Set the pot over medium heat and bring to a boil -- as the fruit begins to juice, the sugar will melt. Reduce the heat to a steady simmer and cook for about 1 hour. Gently stir every 10 minutes. Taste it every now and then to make sure there's enough chile heat and flavor.

As the jam cooks, use a spoon to lift off any scum that rises to the surface. The jam is ready when the strawberries are shrunken and lightly candied, and the syrup has slightly thickened.  Stir in the lemon juice and remove the pot from the heat.
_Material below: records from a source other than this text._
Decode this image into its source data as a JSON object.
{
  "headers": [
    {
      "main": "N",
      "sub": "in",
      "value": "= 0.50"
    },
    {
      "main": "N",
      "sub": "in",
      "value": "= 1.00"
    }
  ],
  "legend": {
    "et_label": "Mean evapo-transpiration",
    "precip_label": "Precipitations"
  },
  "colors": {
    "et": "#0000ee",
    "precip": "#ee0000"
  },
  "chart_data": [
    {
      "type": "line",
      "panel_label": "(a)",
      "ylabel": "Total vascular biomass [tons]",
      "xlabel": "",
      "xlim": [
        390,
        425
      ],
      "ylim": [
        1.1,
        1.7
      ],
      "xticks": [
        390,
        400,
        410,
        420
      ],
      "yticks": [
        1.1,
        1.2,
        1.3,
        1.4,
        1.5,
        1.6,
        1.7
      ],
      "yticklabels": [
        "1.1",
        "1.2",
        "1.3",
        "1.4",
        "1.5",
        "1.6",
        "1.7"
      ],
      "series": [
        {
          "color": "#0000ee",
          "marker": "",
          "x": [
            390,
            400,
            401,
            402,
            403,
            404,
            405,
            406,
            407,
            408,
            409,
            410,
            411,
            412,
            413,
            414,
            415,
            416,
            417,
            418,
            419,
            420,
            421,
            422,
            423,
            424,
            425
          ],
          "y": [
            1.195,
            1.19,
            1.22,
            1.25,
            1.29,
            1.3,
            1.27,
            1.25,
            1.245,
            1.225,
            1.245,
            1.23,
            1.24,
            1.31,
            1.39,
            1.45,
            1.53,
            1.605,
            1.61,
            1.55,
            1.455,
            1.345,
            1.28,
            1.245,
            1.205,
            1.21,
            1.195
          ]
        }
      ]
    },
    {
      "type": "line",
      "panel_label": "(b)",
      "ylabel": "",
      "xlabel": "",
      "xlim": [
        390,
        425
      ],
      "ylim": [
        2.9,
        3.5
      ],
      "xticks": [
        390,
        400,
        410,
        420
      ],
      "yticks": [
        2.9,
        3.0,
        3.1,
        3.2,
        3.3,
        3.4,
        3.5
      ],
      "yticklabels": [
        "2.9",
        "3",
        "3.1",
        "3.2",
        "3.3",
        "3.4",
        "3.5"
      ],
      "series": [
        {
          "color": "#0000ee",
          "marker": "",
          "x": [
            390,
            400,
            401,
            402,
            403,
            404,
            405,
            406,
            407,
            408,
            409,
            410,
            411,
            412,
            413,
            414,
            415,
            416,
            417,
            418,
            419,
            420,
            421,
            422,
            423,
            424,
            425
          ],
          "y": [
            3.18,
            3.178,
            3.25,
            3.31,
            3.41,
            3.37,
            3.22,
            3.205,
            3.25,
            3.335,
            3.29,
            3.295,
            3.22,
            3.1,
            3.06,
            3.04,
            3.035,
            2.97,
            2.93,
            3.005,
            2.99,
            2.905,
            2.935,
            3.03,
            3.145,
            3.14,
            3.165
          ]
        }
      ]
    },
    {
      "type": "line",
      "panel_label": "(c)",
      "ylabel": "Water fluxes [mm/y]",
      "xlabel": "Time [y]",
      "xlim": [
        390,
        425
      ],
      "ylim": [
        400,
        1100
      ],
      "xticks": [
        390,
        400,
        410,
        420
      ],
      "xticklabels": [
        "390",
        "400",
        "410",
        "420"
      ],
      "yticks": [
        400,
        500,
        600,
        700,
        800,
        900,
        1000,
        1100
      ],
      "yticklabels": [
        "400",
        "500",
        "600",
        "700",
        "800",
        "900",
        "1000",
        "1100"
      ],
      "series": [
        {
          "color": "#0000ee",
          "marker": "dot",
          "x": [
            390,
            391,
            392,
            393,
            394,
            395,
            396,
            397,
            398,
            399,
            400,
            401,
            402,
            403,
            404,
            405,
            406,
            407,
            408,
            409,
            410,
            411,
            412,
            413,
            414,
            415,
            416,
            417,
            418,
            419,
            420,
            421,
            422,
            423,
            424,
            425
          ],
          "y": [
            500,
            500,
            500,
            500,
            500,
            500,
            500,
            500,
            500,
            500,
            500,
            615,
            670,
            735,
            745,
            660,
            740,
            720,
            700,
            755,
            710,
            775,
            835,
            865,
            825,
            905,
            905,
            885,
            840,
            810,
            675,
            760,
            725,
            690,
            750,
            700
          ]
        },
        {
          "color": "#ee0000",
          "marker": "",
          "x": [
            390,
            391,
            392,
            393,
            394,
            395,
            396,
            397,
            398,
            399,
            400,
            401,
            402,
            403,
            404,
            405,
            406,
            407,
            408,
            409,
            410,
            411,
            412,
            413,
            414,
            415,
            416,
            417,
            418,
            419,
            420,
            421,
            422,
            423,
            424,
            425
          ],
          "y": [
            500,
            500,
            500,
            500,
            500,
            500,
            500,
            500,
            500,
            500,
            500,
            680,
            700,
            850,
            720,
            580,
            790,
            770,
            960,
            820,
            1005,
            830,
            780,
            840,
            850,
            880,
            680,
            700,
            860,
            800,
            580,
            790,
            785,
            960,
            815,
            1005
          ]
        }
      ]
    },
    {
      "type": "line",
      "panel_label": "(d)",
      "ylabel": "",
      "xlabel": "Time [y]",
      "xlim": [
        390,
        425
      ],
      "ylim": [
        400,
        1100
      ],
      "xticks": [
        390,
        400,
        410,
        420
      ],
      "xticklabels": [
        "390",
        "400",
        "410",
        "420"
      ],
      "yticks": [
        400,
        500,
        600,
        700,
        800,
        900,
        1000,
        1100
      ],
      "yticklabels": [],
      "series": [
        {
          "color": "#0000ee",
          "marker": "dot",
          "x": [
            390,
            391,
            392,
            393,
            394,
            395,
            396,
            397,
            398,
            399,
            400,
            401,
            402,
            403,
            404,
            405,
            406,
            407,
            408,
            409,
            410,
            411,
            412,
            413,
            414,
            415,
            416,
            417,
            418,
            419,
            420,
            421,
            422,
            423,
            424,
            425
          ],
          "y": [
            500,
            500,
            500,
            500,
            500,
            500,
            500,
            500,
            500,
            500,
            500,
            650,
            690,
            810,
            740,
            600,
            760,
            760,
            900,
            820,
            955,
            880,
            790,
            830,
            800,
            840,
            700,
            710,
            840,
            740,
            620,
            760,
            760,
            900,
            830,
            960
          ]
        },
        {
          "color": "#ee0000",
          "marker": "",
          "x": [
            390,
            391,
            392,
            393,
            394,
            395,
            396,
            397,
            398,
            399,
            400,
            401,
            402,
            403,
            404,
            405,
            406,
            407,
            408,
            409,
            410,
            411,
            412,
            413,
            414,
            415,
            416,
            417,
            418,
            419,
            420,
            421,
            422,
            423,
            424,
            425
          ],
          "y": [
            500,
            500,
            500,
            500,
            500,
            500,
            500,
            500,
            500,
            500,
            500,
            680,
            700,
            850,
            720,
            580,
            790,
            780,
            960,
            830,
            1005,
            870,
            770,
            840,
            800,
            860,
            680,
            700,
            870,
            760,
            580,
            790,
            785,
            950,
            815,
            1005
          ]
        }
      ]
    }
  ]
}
Serve on toast, scones, ice cream, cakes or biscuits. Refrigerate any leftover jam. just made jam.

Three Onion Chowder

This chowder involves quite a bit of chopping: onions, leeks, garlic, shallot, celery, chives, and potatoes.  To save myself some time, I bought celery from the Whole Foods salad bar; when a recipe calls for so little, I never seem to find a solution to use up the left-over celery.  Another time saver is the Trader Joe's four ounce packages of cubed pancetta - I keep it in the freezer and throw the cubes into the pan without thawing.  Once all ingredients were chopped and ready to go into the pot, time flew by -- including the 30 minute waiting time with the heat turned off, the chowder took under an hour to make.  

Three Onion Chowder
serves 4-6 people adapted from Food52 

1 tablespoon butter
3 ounces pancetta, 1/4 inch dice
2 cups yellow onion, peeled and julienned
1 large leek, rinsed, white parts only, sliced into half moons
1 large shallot, peeled and sliced
1/3 cup celery, 1/4 inch dice
1 1/2 tablespoon fresh garlic, minced
1/2 teaspoon dried thyme, minced
1 bay leaf
1 cup chicken stock + 1 cup water
2 cups half and half
4 medium Yukon Gold potatoes, peeled and cut into 1/4 dice
1 tablespoon fresh chives, chopped
Kosher salt and fresh ground pepper

In a three quart Dutch oven, add the butter and pancetta and place it over medium heat to render the pancetta. Once some of the fat has been released add the onions, shallot and celery. Saute until almost golden. Add the leeks, garlic and thyme. Cook until the leeks are just becoming soft. Add the bay leaf, chicken stock, and water. Bring it to a boil and add the half and half and the potatoes. Bring the soup back to a boil and then immediately turn off the heat and cover the pot. Allow it to rest for at least thirty minutes.

To finish the soup reheat it but don't let it boil. Taste a potato to check and see if it is done and adjust the seasoning if necessary. If the potatoes are not done then cook over low heat for 15 minutes. Stir in the chives and then ladle into cups or bowls.